Diego Fischer
Diego Fischer

Al fin, llegó la hora

Hace mucho tiempo que quería escribir esta columna, años. El 2019 cierra una década y media que -quizá- fue necesaria vivirla para que no se vuelva a repetir.

La denominada era progresista llega a su fin y clausura un ciclo de tres gobiernos consecutivos populistas que dejan el gusto amargo del desencanto para quienes les creyeron y los votaron. Y un país con muchas cuentas pendientes que bien pudieron saldarse a lo largo de estos tres lustros. No todo fue tan malo, pero todo pudo y debió ser mejor.

El Uruguay del 2019, en términos económicos, es mucho más rico que el del 2005, es cierto. Pero también es más desigual, más injusto, más violento, mucho más inseguro y con el nivel de educación más bajo de toda su historia.

Como nunca antes, expulsa a los hijos mejor preparados de su clase media a buscar en el exterior un futuro inexistente en su propia tierra. Castiga con impuestos siderales al que más trabaja y subsidia la pobreza, alimentando el círculo maldito de miseria e ignorancia.

Todos lo sabemos, aunque los que gobernarán hasta el próximo 1. de marzo no se den por enterados. El soberano fue categórico el 27 de octubre y confirmó su voluntad el 24 de noviembre.

Se abre pues, un nuevo tiempo. Como tal, lleno de esperanzas y de ilusiones. Una coalición multicolor es el sustento de la próxima administración; experiencia nueva en el país por la cantidad de partidos que la integran. El cambio será de contenido y de forma .

Se efectivizará también una imprescindible renovación generacional. Se ha informado en estos días que el promedio de edad del futuro gabinete es veinte años menor que el del actual. El propio Luis Lacalle, con sus 46 años, es dos generaciones más joven que Tabaré Vázquez .

Desde ya sabemos que la tarea no será fácil y que dependerá de cuánto estemos dispuestos los ciudadanos de buena fe a apoyar al nuevo gobierno .

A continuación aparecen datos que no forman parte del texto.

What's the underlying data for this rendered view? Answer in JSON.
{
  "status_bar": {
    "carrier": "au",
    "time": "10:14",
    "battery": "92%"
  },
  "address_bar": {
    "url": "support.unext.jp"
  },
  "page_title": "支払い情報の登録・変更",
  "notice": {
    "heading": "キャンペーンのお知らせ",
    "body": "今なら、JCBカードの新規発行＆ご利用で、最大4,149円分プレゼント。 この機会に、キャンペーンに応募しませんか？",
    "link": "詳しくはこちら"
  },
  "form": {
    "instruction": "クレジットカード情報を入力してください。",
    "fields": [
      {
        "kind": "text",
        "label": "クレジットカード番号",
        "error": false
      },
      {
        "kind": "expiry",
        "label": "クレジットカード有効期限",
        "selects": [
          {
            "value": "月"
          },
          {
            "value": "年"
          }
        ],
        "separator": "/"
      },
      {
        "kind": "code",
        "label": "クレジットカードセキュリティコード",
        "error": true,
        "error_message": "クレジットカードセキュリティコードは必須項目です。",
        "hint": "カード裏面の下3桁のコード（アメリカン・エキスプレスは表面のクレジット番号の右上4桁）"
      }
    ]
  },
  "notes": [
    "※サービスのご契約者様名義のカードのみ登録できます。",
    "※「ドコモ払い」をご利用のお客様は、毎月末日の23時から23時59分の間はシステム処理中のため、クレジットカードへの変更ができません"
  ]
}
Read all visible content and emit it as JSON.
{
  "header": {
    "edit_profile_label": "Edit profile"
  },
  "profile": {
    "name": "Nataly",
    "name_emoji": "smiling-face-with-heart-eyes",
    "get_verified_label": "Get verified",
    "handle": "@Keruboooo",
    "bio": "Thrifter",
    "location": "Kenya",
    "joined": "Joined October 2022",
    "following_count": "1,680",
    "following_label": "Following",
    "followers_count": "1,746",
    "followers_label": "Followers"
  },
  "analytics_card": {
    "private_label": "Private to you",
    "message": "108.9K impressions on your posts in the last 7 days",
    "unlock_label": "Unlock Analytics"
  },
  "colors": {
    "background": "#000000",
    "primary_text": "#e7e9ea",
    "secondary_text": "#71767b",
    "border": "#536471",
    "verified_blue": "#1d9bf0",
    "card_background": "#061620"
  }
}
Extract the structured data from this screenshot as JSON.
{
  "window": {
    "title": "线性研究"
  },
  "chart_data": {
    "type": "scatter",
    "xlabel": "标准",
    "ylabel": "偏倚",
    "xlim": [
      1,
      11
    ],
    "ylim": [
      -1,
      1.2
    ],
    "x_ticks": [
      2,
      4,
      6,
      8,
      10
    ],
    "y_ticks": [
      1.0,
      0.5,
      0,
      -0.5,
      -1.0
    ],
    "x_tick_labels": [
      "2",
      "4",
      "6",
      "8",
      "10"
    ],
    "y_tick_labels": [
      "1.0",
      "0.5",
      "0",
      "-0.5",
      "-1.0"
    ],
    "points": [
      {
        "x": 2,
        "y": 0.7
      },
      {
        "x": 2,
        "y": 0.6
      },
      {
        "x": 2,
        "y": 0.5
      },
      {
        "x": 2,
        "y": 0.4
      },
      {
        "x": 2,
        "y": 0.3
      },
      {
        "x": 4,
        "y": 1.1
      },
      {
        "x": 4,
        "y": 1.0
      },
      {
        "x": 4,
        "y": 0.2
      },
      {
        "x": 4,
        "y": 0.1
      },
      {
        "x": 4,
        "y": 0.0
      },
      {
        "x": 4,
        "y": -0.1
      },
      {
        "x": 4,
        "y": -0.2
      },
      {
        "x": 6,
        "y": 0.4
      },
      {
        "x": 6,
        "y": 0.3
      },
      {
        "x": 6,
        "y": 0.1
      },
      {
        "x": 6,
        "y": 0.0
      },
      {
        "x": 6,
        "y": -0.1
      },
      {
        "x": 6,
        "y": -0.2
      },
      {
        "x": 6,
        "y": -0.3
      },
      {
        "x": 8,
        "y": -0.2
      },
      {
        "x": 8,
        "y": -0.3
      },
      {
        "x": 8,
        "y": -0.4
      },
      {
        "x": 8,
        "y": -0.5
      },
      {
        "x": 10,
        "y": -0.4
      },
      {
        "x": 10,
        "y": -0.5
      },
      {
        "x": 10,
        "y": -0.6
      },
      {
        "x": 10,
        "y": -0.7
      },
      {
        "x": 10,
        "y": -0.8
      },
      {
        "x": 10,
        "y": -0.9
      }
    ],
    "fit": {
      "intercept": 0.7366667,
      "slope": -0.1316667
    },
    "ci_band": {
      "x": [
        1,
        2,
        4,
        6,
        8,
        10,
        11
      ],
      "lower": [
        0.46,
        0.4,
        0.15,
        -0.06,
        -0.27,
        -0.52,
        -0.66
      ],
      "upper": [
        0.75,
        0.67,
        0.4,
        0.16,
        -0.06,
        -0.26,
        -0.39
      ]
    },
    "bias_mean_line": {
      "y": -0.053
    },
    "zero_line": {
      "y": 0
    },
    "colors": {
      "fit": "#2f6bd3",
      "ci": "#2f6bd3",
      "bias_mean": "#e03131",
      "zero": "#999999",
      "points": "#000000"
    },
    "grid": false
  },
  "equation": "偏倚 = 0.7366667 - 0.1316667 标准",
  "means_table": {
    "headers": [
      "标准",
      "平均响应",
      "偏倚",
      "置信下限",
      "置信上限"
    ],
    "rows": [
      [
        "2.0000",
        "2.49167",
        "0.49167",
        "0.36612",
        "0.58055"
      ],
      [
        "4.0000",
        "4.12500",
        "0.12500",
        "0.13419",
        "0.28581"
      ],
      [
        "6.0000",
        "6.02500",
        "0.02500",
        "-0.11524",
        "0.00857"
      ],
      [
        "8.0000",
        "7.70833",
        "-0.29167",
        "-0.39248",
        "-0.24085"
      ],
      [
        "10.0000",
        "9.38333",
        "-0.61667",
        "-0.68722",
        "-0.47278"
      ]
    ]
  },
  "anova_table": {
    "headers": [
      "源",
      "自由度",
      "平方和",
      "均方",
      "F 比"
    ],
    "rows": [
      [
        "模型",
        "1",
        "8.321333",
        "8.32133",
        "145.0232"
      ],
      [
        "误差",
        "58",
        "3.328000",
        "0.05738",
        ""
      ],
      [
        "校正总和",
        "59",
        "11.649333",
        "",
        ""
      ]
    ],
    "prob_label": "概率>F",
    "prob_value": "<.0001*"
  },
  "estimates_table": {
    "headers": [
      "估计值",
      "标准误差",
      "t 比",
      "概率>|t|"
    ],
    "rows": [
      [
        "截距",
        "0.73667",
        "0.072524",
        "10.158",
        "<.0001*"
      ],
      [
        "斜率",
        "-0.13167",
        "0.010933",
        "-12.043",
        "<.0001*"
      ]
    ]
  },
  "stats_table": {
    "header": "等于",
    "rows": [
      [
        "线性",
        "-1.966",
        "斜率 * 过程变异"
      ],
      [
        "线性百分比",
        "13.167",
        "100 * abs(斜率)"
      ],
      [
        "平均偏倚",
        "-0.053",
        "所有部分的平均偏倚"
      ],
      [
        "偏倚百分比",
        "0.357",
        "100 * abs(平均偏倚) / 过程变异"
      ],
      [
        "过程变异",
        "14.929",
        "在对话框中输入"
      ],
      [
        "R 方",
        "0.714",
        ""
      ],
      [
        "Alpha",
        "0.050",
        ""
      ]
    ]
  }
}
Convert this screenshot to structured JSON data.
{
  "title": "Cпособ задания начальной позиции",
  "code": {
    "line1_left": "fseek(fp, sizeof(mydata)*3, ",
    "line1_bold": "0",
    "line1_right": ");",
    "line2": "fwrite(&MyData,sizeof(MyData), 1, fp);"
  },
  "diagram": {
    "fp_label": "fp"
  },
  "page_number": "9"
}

Las voces agoreras están siempre a la hora del día. Son los nostálgicos de un tiempo que pasó, de un mundo que en realidad nunca existió y de un país que ellos imaginaron en sus mentes. Son también los que han usufructuado de privilegios y prebendas a lo largo de estos quince años. Admiradores de tiranos, socios políticos de los delincuentes del barrio, han defendido lo indefendible y se parapetaron en el poder creyendo que las cosas duran para siempre.

Son el pasado, aunque no lo quieran asumir.

En el 2020, comienza una nueva década y un nuevo tiempo. En esta, mi última columna del 2019, quiero expresar la ilusión por el porvenir, mi fe en el futuro y mi confianza en quienes llevarán las riendas del país. No es una mera expresión de deseos, sino la certeza de que a partir del primero de marzo, los uruguayos empezaremos a reencontraremos con nuestra esencia como nación. En otras palabras ; un país mejor más próspero y justo para todos, en el que el trabajo y el esfuerzo sean las únicas herramientas para la superación personal.

Un Uruguay, con este mismo marco de libertad que gozamos desde 1985, en el que volvamos a sentirnos orgullosos como orientales por la educación y el trabajo de nuestra gente.